I welcome both guests. The film is called From Scream to Scream, by PanteA Bahrami. This documentary is the story of a young woman, Soudabeh Ardavan, who spent 8 years of her youth in a prison of the Islamic Republic. Her story is a part of the story of this generation of Iranian women and a part of the political history of Iran, which the Islamic Regime did not speak about and hid until now. Massacres from 1981 till 1988 are still unknown for the new generation. Soudabeh is also an artist. There are 200 paintings and designs in this documentary that she painted in prison and sent out of jail illegally. She describes the relationship between political prisoners, her protest, but also their sadness, pain, fear, horror, loss and much more… This documentary was selected in 26 Edition of the International Meetings of Women and Cinema in October 2004 in Florence, Italy and in the International Women Film festival in Cologne in October 2006.
PanteA Bahrami has earned her PhD in journalism and media from the University of Dortmund, Germany. Her films, “Islam: My Identity or the Reason of My Escape” and “FromScream to Scream” have been selected for international film festivals. Dr. Bahrami has published articles on the theme of her films and has taught video editing and other courses in several German institutions of higher education. She also conducts documentary film workshops for students and other young people.

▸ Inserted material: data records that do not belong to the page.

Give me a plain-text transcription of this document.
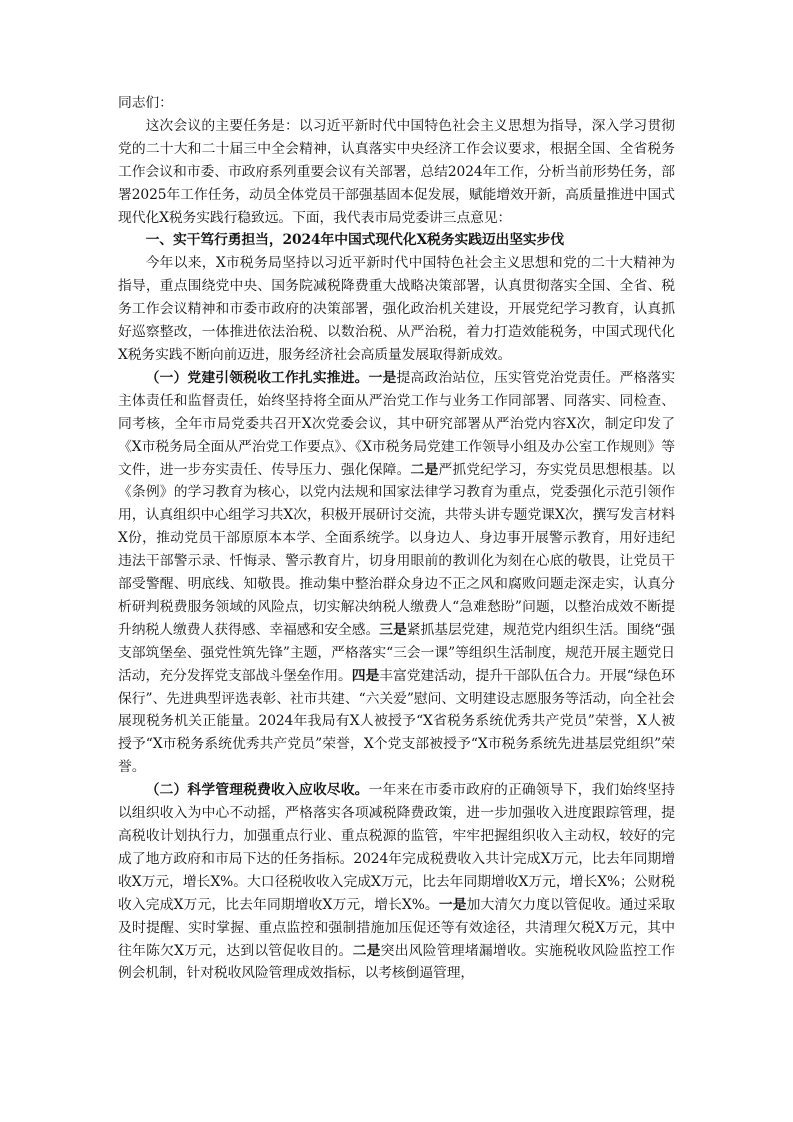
同志们：

这次会议的主要任务是：以习近平新时代中国特色社会主义思想为指导，深入学习贯彻党的二十大和二十届三中全会精神，认真落实中央经济工作会议要求，根据全国、全省税务工作会议和市委、市政府系列重要会议有关部署，总结2024年工作，分析当前形势任务，部署2025年工作任务，动员全体党员干部强基固本促发展，赋能增效开新，高质量推进中国式现代化X税务实践行稳致远。下面，我代表市局党委讲三点意见：

一、实干笃行勇担当，2024年中国式现代化X税务实践迈出坚实步伐

今年以来，X市税务局坚持以习近平新时代中国特色社会主义思想和党的二十大精神为指导，重点围绕党中央、国务院减税降费重大战略决策部署，认真贯彻落实全国、全省、税务工作会议精神和市委市政府的决策部署，强化政治机关建设，开展党纪学习教育，认真抓好巡察整改，一体推进依法治税、以数治税、从严治税，着力打造效能税务，中国式现代化X税务实践不断向前迈进，服务经济社会高质量发展取得新成效。

（一）党建引领税收工作扎实推进。一是提高政治站位，压实管党治党责任。严格落实主体责任和监督责任，始终坚持将全面从严治党工作与业务工作同部署、同落实、同检查、同考核，全年市局党委共召开X次党委会议，其中研究部署从严治党内容X次，制定印发了《X市税务局全面从严治党工作要点》、《X市税务局党建工作领导小组及办公室工作规则》等文件，进一步夯实责任、传导压力、强化保障。二是严抓党纪学习，夯实党员思想根基。以《条例》的学习教育为核心，以党内法规和国家法律学习教育为重点，党委强化示范引领作用，认真组织中心组学习共X次，积极开展研讨交流，共带头讲专题党课X次，撰写发言材料X份，推动党员干部原原本本学、全面系统学。以身边人、身边事开展警示教育，用好违纪违法干部警示录、忏悔录、警示教育片，切身用眼前的教训化为刻在心底的敬畏，让党员干部受警醒、明底线、知敬畏。推动集中整治群众身边不正之风和腐败问题走深走实，认真分析研判税费服务领域的风险点，切实解决纳税人缴费人“急难愁盼”问题，以整治成效不断提升纳税人缴费人获得感、幸福感和安全感。三是紧抓基层党建，规范党内组织生活。围绕“强支部筑堡垒、强党性筑先锋”主题，严格落实“三会一课”等组织生活制度，规范开展主题党日活动，充分发挥党支部战斗堡垒作用。四是丰富党建活动，提升干部队伍合力。开展“绿色环保行”、先进典型评选表彰、社市共建、“六关爱”慰问、文明建设志愿服务等活动，向全社会展现税务机关正能量。2024年我局有X人被授予“X省税务系统优秀共产党员”荣誉，X人被授予“X市税务系统优秀共产党员”荣誉，X个党支部被授予“X市税务系统先进基层党组织”荣誉。

（二）科学管理税费收入应收尽收。一年来在市委市政府的正确领导下，我们始终坚持以组织收入为中心不动摇，严格落实各项减税降费政策，进一步加强收入进度跟踪管理，提高税收计划执行力，加强重点行业、重点税源的监管，牢牢把握组织收入主动权，较好的完成了地方政府和市局下达的任务指标。2024年完成税费收入共计完成X万元，比去年同期增收X万元，增长X%。大口径税收收入完成X万元，比去年同期增收X万元，增长X%；公财税收入完成X万元，比去年同期增收X万元，增长X%。一是加大清欠力度以管促收。通过采取及时提醒、实时掌握、重点监控和强制措施加压促还等有效途径，共清理欠税X万元，其中往年陈欠X万元，达到以管促收目的。二是突出风险管理堵漏增收。实施税收风险监控工作例会机制，针对税收风险管理成效指标，以考核倒逼管理，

Soudabeh Ardavan is an Iranian woman, a former political prisoners now living in Sweden. She spent eight years of her precious life in the prison of the Islamic regime of Iran. She is an artist who drew prison life while she was in jail. Through these images, Soudabeh tells her story of hundreds of other women with whom she shared days of pain, sorrow, love and care. Soudabeh Ardavan’s powerful book of Prison Drawings is the first visual depiction of atrocities committed against thousands of women in prisons of Iran.